Our last, and perhaps most favorite vineyard visit was to the Graff Estate and Winery. Although the natural inclination would be to associate the Graff name with beautiful diamonds, they also own and operate one of the most exquisite pieces of property I have ever set foot on. It is widely referred to as "The Jewel of the Cape Winelands" and it could not be more accurate. The irony about this particular stop is that we did not drink a single drop of wine. It was about so much more than that. The property. The views that literally stopped you dead in your tracks. The incredible art and sculpture collection, which I am told comes from the personal collection of Laurence Graff himself. All of it makes you forget that it is even a vineyard. The experience is overwhelming in the best possible way.

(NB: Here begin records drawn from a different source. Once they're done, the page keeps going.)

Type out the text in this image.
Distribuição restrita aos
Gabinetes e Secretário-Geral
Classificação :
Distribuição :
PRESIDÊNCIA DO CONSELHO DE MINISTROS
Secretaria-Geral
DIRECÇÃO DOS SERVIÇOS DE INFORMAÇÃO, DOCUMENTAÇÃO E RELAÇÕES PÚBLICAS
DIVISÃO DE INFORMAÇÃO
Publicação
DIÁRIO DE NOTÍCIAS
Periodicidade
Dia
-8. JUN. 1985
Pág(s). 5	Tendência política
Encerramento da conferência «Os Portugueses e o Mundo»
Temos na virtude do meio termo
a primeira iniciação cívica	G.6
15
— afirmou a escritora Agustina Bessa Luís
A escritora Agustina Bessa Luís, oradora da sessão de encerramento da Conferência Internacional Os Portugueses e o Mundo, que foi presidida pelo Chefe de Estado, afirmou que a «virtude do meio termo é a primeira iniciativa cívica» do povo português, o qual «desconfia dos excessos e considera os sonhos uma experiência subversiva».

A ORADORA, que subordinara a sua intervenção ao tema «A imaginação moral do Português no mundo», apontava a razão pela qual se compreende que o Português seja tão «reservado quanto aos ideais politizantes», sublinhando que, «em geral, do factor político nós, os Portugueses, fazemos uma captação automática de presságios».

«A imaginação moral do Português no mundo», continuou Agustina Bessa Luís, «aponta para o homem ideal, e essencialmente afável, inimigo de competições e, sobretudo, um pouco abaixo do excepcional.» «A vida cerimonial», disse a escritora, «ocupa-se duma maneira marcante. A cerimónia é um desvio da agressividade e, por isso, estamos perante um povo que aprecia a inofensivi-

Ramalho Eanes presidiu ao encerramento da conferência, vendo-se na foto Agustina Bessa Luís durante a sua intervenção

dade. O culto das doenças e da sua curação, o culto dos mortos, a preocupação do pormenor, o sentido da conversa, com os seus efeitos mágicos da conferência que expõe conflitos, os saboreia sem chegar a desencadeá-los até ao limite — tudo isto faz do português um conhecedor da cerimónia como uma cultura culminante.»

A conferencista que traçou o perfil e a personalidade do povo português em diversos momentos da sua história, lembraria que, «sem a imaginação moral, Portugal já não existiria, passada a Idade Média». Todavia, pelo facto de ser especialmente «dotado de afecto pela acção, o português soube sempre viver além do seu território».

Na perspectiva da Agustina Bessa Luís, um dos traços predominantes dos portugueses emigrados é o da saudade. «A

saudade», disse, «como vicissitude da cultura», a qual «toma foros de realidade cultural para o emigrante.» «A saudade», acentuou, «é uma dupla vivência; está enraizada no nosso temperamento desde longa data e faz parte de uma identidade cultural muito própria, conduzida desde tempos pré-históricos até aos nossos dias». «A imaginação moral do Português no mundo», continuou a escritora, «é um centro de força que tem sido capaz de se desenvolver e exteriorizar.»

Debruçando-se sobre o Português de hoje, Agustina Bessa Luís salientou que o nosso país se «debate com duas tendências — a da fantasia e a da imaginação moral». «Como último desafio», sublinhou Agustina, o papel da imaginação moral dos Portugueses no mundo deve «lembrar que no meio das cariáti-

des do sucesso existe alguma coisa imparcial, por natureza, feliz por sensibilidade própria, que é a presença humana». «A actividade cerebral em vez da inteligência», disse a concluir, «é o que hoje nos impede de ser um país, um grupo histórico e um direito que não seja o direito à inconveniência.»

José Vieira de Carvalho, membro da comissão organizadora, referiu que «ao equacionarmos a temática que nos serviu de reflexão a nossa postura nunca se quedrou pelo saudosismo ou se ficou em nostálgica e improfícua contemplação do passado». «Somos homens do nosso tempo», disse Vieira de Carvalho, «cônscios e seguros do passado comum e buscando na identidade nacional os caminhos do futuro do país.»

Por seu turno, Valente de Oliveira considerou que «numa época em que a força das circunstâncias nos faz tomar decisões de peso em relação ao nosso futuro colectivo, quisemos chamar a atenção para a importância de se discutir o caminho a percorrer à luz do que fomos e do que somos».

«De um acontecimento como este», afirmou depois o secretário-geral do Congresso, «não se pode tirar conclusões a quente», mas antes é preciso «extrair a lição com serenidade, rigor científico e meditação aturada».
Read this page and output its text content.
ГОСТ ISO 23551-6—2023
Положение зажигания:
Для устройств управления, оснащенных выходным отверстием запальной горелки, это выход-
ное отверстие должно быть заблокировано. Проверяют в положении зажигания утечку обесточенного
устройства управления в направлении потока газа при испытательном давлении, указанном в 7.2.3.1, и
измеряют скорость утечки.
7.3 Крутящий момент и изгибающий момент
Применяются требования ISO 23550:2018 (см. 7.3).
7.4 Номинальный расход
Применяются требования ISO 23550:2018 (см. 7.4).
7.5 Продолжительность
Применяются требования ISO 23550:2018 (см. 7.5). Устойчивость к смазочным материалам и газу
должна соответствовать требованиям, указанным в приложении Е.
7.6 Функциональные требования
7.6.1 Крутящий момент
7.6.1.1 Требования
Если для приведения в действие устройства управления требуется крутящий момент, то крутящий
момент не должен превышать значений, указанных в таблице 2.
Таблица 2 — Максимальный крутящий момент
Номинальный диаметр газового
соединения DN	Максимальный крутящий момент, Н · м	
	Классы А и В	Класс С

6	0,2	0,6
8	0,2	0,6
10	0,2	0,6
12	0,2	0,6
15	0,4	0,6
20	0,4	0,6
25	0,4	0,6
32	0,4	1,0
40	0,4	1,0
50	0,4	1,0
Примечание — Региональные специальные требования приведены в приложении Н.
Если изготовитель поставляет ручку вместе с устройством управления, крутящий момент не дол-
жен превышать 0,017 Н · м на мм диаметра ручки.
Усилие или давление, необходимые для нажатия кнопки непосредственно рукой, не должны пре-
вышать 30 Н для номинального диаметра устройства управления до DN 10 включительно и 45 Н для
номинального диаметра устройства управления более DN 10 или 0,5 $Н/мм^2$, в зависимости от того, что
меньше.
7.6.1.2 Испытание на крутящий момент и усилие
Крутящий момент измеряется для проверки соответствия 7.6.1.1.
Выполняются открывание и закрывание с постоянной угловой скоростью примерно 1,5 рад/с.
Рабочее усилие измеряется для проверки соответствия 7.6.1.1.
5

My Dad is an artist, as is my brother. They are talented in ways that I will forever be in awe of. I aspire to be artistically inclined but - the truth of the matter is - I couldn't even do a stick figure proper justice. With that said, I absolutely love art and sculpture and this collection inside of the Graff Estate was beyond impressive. Not just the actual art itself, but the placement of each and every piece was so thoughtful. So careful. So perfect.
As much as we loved the experience of this beautiful wine country, I think my Dad and I would both agree that what our driver Themba had in store for us on the way back to Cape Town was the most impactful moment of the day...and may end up being our best teaching moment of our entire three day visit here in Cape Town. We were driving down a small little road seemingly in the middle of nowhere when Themba took an abrupt left turn, stopped and put the car in park. I realized that we were now sitting at the entrance of the Drakenstein Correctional Center. When we stepped out of the car, we noticed a large and beautiful sculpture of Nelson Mandela. It was only then that I realized this was the place where Nelson Mandela spent the last part of his imprisonment for campaigning against apartheid. This was where he experienced his freedom for the first time in over 27 years of imprisonment.
After taking our picture at the statue, we stopped and took a moment to read the quote at the foot of the statue:
"For to be free is not merely to cast off one's chains, but live in a way that respects and enhances the freedoms of others. The true test of our devotion to freedom is just beginning. I have walked that long road to freedom. I have tried not to falter. I have made missteps along the way. But I have discovered the secret that after climbing a great hill, one only finds that there are many more hills to climb. I have taken a moment here to rest. To steal a view of the glorious vista that surrounds me. To look back on the distance I have come. But I can't rest only for a moment, for with freedom come responsibilities and I dare not linger, for my long walk is not yet ended."